There is a third point, upon which we must be very brief. How is this story to be told? First, tell it truthfully. Do not tell more than you know; do not tell John Bunyan’s experience when you ought to tell your own. Tell your experience truthfully; for mayhap one single fly in the pot of ointment will spoil it, and one statement you may make which is not true may ruin it all.
In the next place, tell it very humbly. Do not intrude yourselves upon those who are older, and know more, but tell your story humbly; not as a preacher, but as a friend and as a son.
Next, tell it very earnestly. Let them see you mean it. Do not talk about religion flippantly; do not make puns on texts; do not quote Scripture by way of joke: if you do, you may talk till you are dumb, but you will do no good if you in the least degree give them occasion to laugh by laughing at holy things yourself.

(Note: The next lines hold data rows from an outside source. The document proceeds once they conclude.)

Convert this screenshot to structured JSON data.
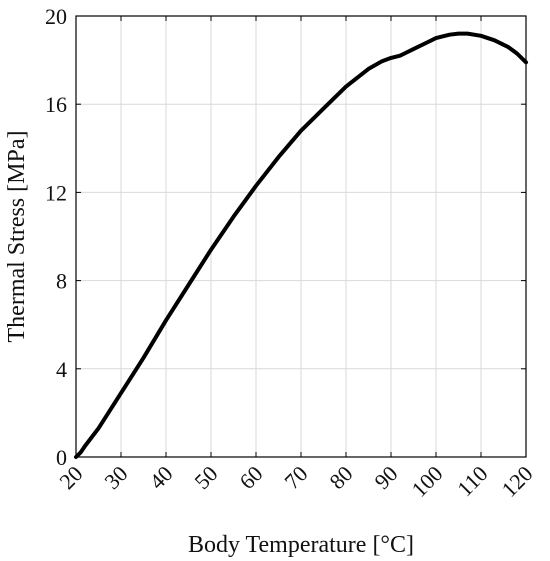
{
  "chart_data": {
    "type": "line",
    "title": "",
    "xlabel": "Body Temperature [°C]",
    "ylabel": "Thermal Stress [MPa]",
    "xlim": [
      20,
      120
    ],
    "ylim": [
      0,
      20
    ],
    "xticks": [
      20,
      30,
      40,
      50,
      60,
      70,
      80,
      90,
      100,
      110,
      120
    ],
    "yticks": [
      0,
      4,
      8,
      12,
      16,
      20
    ],
    "grid": true,
    "legend": "none",
    "series": [
      {
        "color": "#000000",
        "x": [
          20,
          21,
          22,
          25,
          30,
          35,
          40,
          45,
          50,
          55,
          60,
          65,
          70,
          75,
          80,
          85,
          88,
          90,
          92,
          93,
          95,
          98,
          100,
          103,
          105,
          107,
          110,
          113,
          116,
          118,
          120
        ],
        "y": [
          0,
          0.2,
          0.5,
          1.3,
          2.9,
          4.5,
          6.2,
          7.8,
          9.4,
          10.9,
          12.3,
          13.6,
          14.8,
          15.8,
          16.8,
          17.6,
          17.95,
          18.1,
          18.2,
          18.3,
          18.5,
          18.8,
          19.0,
          19.15,
          19.2,
          19.2,
          19.1,
          18.9,
          18.6,
          18.3,
          17.9
        ]
      }
    ]
  }
}
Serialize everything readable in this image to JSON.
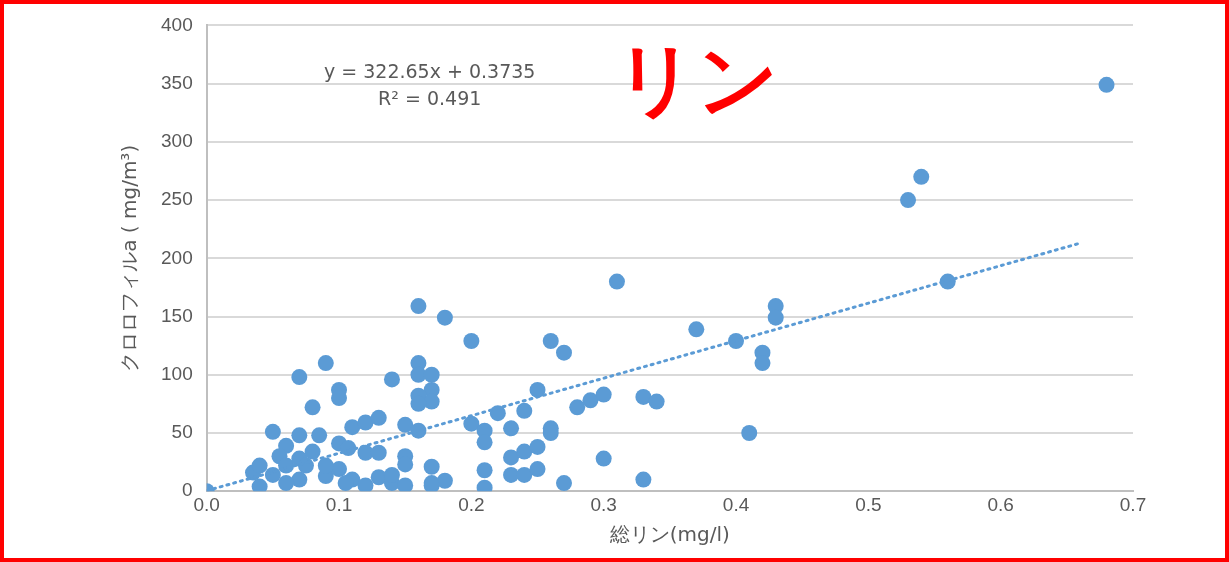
{
  "chart_data": {
    "type": "scatter",
    "title": "リン",
    "xlabel": "総リン(mg/l)",
    "ylabel": "クロロフィルa ( mg/m³)",
    "annotations": [
      "y = 322.65x + 0.3735",
      "R² = 0.491"
    ],
    "xlim": [
      0,
      0.7
    ],
    "xticks": [
      {
        "value": 0,
        "label": "0.0"
      },
      0.1,
      0.2,
      0.3,
      {
        "value": 0.4,
        "label": "0.4"
      },
      0.5,
      0.6,
      0.7
    ],
    "ylim": [
      0,
      400
    ],
    "yticks": [
      0,
      50,
      100,
      150,
      200,
      250,
      300,
      350,
      400
    ],
    "grid": "y",
    "legend": false,
    "marker": "circle",
    "series": [
      {
        "color": "#5b9bd5",
        "x": [
          0,
          0.04,
          0.035,
          0.04,
          0.05,
          0.06,
          0.055,
          0.06,
          0.07,
          0.085,
          0.07,
          0.08,
          0.1,
          0.11,
          0.12,
          0.13,
          0.15,
          0.16,
          0.107,
          0.12,
          0.13,
          0.15,
          0.15,
          0.17,
          0.17,
          0.18,
          0.21,
          0.21,
          0.05,
          0.07,
          0.09,
          0.1,
          0.11,
          0.13,
          0.14,
          0.15,
          0.14,
          0.075,
          0.09,
          0.06,
          0.105,
          0.12,
          0.07,
          0.09,
          0.08,
          0.14,
          0.1,
          0.1,
          0.16,
          0.18,
          0.2,
          0.16,
          0.16,
          0.17,
          0.17,
          0.16,
          0.17,
          0.16,
          0.17,
          0.2,
          0.21,
          0.21,
          0.22,
          0.23,
          0.23,
          0.23,
          0.24,
          0.24,
          0.24,
          0.25,
          0.25,
          0.25,
          0.26,
          0.26,
          0.26,
          0.27,
          0.27,
          0.28,
          0.29,
          0.3,
          0.3,
          0.31,
          0.33,
          0.33,
          0.34,
          0.37,
          0.4,
          0.41,
          0.42,
          0.42,
          0.43,
          0.43,
          0.53,
          0.54,
          0.56,
          0.68
        ],
        "values": [
          0,
          4,
          16,
          22,
          51,
          39,
          30,
          22,
          48,
          48,
          28,
          34,
          41,
          55,
          59,
          63,
          57,
          52,
          37,
          33,
          33,
          30,
          23,
          21,
          7,
          9,
          3,
          18,
          14,
          10,
          13,
          19,
          10,
          12,
          7,
          5,
          14,
          22,
          22,
          7,
          7,
          5,
          98,
          110,
          72,
          96,
          87,
          80,
          159,
          149,
          129,
          110,
          100,
          100,
          87,
          82,
          77,
          75,
          5,
          58,
          52,
          42,
          67,
          54,
          29,
          14,
          69,
          34,
          14,
          87,
          38,
          19,
          129,
          54,
          50,
          119,
          7,
          72,
          78,
          83,
          28,
          180,
          81,
          10,
          77,
          139,
          129,
          50,
          119,
          110,
          159,
          149,
          250,
          270,
          180,
          349
        ]
      },
      {
        "type": "line",
        "color": "#5b9bd5",
        "line_style": "dotted",
        "marker": "none",
        "x": [
          0,
          0.66
        ],
        "values": [
          0.4,
          213
        ]
      }
    ]
  }
}
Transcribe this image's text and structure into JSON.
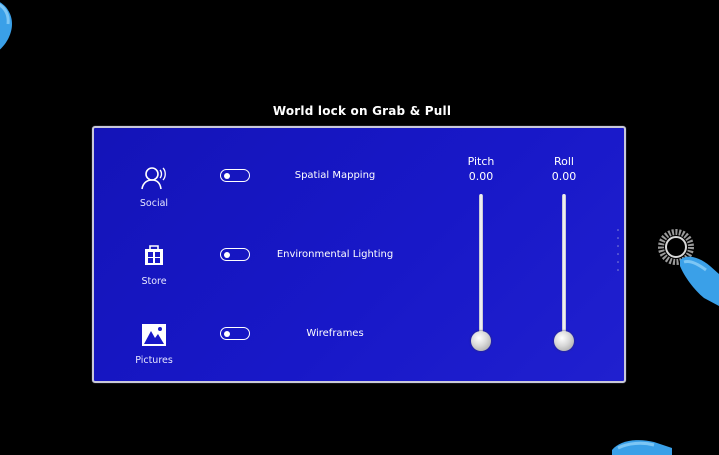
{
  "window": {
    "title": "World lock on Grab & Pull"
  },
  "apps": [
    {
      "label": "Social",
      "icon": "social-icon"
    },
    {
      "label": "Store",
      "icon": "store-icon"
    },
    {
      "label": "Pictures",
      "icon": "pictures-icon"
    }
  ],
  "toggles": [
    {
      "label": "Spatial Mapping",
      "on": false
    },
    {
      "label": "Environmental Lighting",
      "on": false
    },
    {
      "label": "Wireframes",
      "on": false
    }
  ],
  "sliders": [
    {
      "label": "Pitch",
      "value": "0.00",
      "level": 0
    },
    {
      "label": "Roll",
      "value": "0.00",
      "level": 0
    }
  ],
  "colors": {
    "panel": "#1818c8",
    "background": "#000000",
    "hand": "#3aa0e8"
  },
  "decor": {
    "hands": [
      "hand-icon",
      "hand-icon",
      "hand-icon"
    ],
    "grab_ring": "ring-icon"
  }
}
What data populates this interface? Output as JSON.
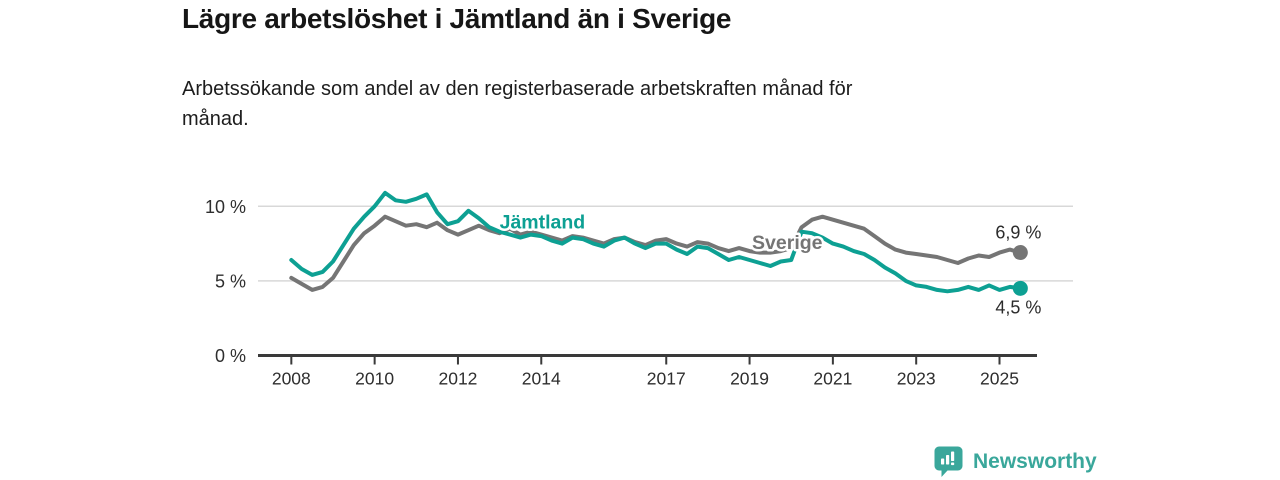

And then, tell it very devoutly. Do not try to tell your tale to man till you have told it first to God. When you are at home on Christmas-day, let no one see your face till God has seen it. Be up in the morning, and if your friends are not converted, wrestle with God for them; and then you will find it easy work to wrestle with them for God. Seek, if you can, to get them one by one, and tell them the story. Do not be afraid; only think of the good you may possibly do. Remember, he that saves a soul from death covereth a multitude of sins, and he shall have stars in his crown for ever and ever. Seek to be the means of leading your own beloved brethren and sisters to seek and to find the Lord Jesus Christ, and then one day, when you shall meet in Paradise, it will be a joy and blessedness to think that you are there and that your friends are there too, whom God will have made you the instrument of saving. Let your reliance in the Holy Spirit be entire and honest. Trust not yourself, but fear not to trust Him. He can give you words. He can apply those words to their heart, and so enable you to “minister grace to the hearers.”
I close by a short, and I think, a pleasant turning of the text, to suggest another meaning to it. Soon, dear friends, very soon with some of us, the Master will say, “Go home to thy friends.” You know where the home is. It is up above the stars, “Where our best friends, our kindred dwell, Where God our Saviour reigns.”
And when we go home to our friends in Paradise, what shall we do? Why, first we will repair to that blest seat where Jesus sits, take off our crown and cast it at His feet, and crown Him Lord of all. And when we have done that, what shall be our next employ? Why, we will tell the blessed ones in heaven what the Lord hath done for us, and how He hath had compassion on us.
Wait awhile; tarry His leisure, and ye shall soon be gathered to the land of the hereafter, to the home of the blessed, where endless felicity shall be thy portion. God grant a blessing for His name’s sake!